Anselm smiled, opening both eyes.
"A good marriage is one of the most precious gifts from God," he observed. "If you had the good sense to recognize and accept the gift, it is no reproach to you. And consider…" He tilted his head to one side, like a brown sparrow.
"You have been gone from your place for nearly a year. Your first husband will have begun to reconcile himself to your loss. Much as he may have loved you, loss is common to all men, and we are given means of overcoming it for our good. He will have started, perhaps, to build a new life. Would it do good for you to desert the man who needs you so deeply, and whom you love, to whom you are united in the bonds of holy matrimony, to return and disrupt this new life? And in particular, if you were to go back from a sense of duty, but feeling that your heart is given elsewhere—no." He shook his head decisively.

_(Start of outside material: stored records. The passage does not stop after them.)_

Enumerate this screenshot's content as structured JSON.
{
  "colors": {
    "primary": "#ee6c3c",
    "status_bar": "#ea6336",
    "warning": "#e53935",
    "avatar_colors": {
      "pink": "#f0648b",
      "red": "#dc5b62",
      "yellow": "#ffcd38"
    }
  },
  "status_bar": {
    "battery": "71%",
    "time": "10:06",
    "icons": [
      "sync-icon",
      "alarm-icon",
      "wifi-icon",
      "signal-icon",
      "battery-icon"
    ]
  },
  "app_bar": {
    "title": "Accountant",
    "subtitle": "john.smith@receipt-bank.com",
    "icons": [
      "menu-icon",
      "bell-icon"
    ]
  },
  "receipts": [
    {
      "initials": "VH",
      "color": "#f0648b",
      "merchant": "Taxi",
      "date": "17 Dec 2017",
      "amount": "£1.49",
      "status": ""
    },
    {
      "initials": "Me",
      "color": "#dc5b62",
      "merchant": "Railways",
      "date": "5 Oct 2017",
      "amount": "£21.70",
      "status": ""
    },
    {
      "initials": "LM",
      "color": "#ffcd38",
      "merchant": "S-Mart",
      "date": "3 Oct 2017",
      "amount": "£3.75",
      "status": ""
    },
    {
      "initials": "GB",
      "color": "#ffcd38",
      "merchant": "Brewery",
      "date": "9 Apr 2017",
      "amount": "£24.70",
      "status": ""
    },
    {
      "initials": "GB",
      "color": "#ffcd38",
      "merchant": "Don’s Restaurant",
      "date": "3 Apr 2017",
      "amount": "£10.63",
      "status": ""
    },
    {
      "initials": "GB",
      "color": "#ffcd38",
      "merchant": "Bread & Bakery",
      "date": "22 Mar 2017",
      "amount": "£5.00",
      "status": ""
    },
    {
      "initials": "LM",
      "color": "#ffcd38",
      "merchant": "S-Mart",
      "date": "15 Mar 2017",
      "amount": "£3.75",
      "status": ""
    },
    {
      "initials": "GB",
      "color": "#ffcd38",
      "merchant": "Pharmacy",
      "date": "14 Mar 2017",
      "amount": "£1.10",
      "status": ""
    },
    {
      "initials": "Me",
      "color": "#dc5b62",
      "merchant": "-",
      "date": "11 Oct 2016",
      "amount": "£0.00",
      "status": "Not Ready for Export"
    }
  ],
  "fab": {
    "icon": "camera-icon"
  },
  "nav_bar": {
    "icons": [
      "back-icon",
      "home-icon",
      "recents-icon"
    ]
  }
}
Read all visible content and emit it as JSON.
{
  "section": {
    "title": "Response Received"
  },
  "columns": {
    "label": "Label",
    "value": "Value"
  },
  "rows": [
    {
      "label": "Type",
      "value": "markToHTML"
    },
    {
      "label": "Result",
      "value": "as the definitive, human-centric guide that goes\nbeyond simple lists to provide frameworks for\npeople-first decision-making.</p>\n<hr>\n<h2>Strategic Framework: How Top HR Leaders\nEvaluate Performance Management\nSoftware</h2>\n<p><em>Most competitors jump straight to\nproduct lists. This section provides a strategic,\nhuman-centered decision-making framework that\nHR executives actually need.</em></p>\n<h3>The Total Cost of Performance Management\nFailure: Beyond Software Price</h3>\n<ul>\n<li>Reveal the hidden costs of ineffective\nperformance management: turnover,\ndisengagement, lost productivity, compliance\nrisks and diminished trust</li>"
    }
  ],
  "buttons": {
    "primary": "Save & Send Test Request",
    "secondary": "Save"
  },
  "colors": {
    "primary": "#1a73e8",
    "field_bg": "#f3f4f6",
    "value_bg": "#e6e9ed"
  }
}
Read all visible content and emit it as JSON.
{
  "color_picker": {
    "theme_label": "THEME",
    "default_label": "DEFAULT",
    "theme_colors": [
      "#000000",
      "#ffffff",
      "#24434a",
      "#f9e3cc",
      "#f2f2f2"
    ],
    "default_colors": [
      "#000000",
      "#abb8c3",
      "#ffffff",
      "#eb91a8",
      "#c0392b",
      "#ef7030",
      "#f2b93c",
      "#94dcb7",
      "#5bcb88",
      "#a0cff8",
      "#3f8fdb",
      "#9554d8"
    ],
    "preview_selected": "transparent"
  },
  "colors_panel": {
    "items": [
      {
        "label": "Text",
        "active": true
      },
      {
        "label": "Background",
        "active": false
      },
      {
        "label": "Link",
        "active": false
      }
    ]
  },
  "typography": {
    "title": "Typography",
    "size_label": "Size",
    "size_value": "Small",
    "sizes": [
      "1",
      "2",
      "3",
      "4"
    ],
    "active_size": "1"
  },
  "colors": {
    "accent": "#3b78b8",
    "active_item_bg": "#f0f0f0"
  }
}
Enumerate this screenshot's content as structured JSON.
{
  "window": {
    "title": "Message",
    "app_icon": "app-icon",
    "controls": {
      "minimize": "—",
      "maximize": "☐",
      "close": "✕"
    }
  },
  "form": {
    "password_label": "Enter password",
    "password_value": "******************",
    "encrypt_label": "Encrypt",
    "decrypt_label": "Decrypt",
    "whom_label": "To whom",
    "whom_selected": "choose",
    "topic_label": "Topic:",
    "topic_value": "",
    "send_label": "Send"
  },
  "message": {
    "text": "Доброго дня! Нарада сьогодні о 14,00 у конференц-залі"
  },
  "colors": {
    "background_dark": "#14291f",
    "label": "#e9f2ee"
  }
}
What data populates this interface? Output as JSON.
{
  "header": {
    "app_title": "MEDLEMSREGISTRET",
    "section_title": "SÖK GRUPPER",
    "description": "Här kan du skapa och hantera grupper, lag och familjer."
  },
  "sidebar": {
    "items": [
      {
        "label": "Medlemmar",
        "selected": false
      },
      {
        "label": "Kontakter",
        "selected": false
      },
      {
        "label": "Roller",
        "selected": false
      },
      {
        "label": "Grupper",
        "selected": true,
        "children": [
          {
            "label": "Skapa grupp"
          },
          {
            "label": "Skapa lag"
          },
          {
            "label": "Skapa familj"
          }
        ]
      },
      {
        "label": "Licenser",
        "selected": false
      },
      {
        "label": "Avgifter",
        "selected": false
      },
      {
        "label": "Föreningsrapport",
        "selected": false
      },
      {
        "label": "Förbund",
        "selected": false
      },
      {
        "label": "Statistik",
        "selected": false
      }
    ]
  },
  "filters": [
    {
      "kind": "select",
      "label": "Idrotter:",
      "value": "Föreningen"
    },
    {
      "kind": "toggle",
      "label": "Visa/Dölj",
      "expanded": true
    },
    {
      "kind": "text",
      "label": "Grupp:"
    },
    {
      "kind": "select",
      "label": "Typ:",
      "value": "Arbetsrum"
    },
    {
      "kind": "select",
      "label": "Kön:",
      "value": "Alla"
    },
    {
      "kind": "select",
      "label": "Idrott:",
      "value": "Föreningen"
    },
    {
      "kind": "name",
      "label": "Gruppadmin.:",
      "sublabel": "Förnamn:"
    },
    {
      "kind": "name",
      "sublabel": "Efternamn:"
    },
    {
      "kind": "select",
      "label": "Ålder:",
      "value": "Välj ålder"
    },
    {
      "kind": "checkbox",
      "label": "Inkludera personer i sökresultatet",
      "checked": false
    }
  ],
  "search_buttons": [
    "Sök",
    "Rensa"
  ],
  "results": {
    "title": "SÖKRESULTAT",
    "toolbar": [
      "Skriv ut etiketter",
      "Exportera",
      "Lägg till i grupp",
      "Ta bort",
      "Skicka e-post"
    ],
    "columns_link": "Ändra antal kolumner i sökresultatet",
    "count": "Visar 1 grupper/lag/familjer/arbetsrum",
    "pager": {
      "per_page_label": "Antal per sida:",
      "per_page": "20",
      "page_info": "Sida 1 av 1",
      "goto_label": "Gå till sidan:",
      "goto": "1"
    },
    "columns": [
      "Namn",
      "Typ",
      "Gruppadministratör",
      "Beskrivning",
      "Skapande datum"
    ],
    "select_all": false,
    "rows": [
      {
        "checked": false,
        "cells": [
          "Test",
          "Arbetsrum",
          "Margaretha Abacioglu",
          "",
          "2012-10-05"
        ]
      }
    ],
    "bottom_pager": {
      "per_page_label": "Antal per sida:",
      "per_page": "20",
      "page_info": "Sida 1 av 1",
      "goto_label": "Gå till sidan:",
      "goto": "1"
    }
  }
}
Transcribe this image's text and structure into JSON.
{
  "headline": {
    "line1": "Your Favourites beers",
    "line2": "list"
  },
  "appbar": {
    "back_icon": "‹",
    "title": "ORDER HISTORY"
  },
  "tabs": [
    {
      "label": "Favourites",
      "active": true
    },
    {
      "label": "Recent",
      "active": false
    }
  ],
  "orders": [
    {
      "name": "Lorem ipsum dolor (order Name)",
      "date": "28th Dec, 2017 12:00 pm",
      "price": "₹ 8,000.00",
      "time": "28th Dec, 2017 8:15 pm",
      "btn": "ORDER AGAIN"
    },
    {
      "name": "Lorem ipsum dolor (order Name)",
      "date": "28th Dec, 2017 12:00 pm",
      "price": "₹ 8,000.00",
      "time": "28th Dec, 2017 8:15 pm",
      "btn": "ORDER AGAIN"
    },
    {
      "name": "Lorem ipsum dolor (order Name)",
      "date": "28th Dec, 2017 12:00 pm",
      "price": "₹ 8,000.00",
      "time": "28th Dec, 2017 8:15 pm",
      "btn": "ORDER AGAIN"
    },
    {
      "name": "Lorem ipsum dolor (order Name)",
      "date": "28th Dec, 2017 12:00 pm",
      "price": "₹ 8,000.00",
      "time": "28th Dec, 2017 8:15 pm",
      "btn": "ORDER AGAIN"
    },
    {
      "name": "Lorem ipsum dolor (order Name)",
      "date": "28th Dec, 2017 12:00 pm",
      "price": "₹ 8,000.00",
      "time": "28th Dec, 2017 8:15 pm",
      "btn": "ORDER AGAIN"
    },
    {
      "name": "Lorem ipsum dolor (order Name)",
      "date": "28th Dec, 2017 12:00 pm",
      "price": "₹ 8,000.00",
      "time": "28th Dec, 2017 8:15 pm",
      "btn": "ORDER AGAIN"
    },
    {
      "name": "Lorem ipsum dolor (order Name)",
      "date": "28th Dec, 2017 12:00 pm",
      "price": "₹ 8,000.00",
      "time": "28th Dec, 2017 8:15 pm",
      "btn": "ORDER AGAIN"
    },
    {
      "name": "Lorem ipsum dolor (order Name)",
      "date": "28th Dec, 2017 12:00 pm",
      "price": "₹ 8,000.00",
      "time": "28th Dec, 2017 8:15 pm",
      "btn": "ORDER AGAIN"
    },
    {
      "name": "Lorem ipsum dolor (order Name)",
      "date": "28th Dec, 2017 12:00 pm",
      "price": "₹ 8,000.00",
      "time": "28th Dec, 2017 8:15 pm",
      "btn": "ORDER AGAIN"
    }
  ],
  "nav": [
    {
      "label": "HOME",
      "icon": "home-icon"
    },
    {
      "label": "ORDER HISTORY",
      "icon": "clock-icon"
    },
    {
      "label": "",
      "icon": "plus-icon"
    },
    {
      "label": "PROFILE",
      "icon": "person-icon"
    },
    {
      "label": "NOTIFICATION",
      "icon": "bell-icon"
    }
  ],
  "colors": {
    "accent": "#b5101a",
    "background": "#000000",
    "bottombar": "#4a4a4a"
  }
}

"No man can serve two masters, and no more can a woman. Now, if that were your only valid marriage, and this"—he nodded again toward the guest wing—"merely an irregular attachment, then your duty might lie elsewhere. But you were bound by God, and I think you may honor your duty to the chevalier.
"Now, as to the other aspect—what you shall do. That may require some discussion." He pulled his feet from the water, and dried them on the skirt of his habit.
"Let us adjourn this meeting to the abbey kitchens, where perhaps Brother Eulogius may be persuaded to provide us with a warming drink."
Finding a stray bit of bread on the ground, I tossed it to the carp and stooped to put my sandals on.
"I can't tell you what a relief it is to talk to someone about it," I said. "And I still can't get over the fact that you really do believe me."
He shrugged, gallantly offering me an arm to hold while I slipped the rough straps of the sandal over my instep.
"Ma chère, I serve a man who multiplied the loaves and fishes"—he smiled, nodding at the pool, where the swirls of the carps' feeding were still subsiding—"who healed the sick and raised the dead. Shall I be astonished that the master of eternity has brought a young woman through the stones of the earth to do His will?"
Well, I reflected, it was better than being denounced as the whore of Babylon.
The kitchens of the abbey were warm and cavelike, the arching roof blackened with centuries of grease-filled smoke. Brother Eulogius, up to his elbows in a vat of dough, nodded a greeting to Anselm and called in French to one of the lay brothers to come and serve us. We found a seat out of the bustle, and sat down with two cups of ale and a plate containing a hot pastry of some kind. I pushed the plate toward Anselm, too preoccupied to be interested in food.
"Let me put it this way," I said, choosing my words carefully. "If I knew that some harm was going to occur to a group of people, should I feel obliged to try to avert it?"
Anselm rubbed his nose reflectively on his sleeve; the heat of the kitchen was beginning to make it run.
"In principle, yes," he agreed. "But it would depend also upon a number of other things—what is the risk to yourself, and what are your other obligations? Also what is the chance of your success?"
"I haven't the faintest idea. Of any of those things. Except obligation, of course—I mean, there's Jamie. But he's one of the group who might be hurt."
He broke off a piece of pastry and passed it to me, steaming. I ignored it, studying the surface of my ale. "The two men I killed," I said, "either of them might have had children, if I hadn't killed them. They might have done—" I made a helpless gesture with the cup, "—who knows what they might have done? I may have affected the future … no, I have affected the future. And I don't know how, and that's what frightens me so much."
"Um." Anselm grunted thoughtfully, and motioned to a passing lay brother, who hastened over with a fresh pasty and more ale. He refilled both cups before speaking.
"If you have taken life, you have also preserved it. How many of the sick you have treated would have died without your intervention? They also will affect the future. What if a person you have saved should commit an act of great evil? Is that your fault? Should you on that account have let that person die? Of course not." He rapped his pewter mug on the table for emphasis.
"You say that you are afraid to take any actions here for fear of affecting the future. This is illogical, madame. Everyone's actions affect the future. Had you remained in your own place, your actions would still have affected what was to happen, no less than they will now. You have still the same responsibilities that you would have had then—that any man has at any time. The only difference is that you may be in a position to see more exactly what effects your actions have—and then again, you may not." He shook his head, looking steadily across the table.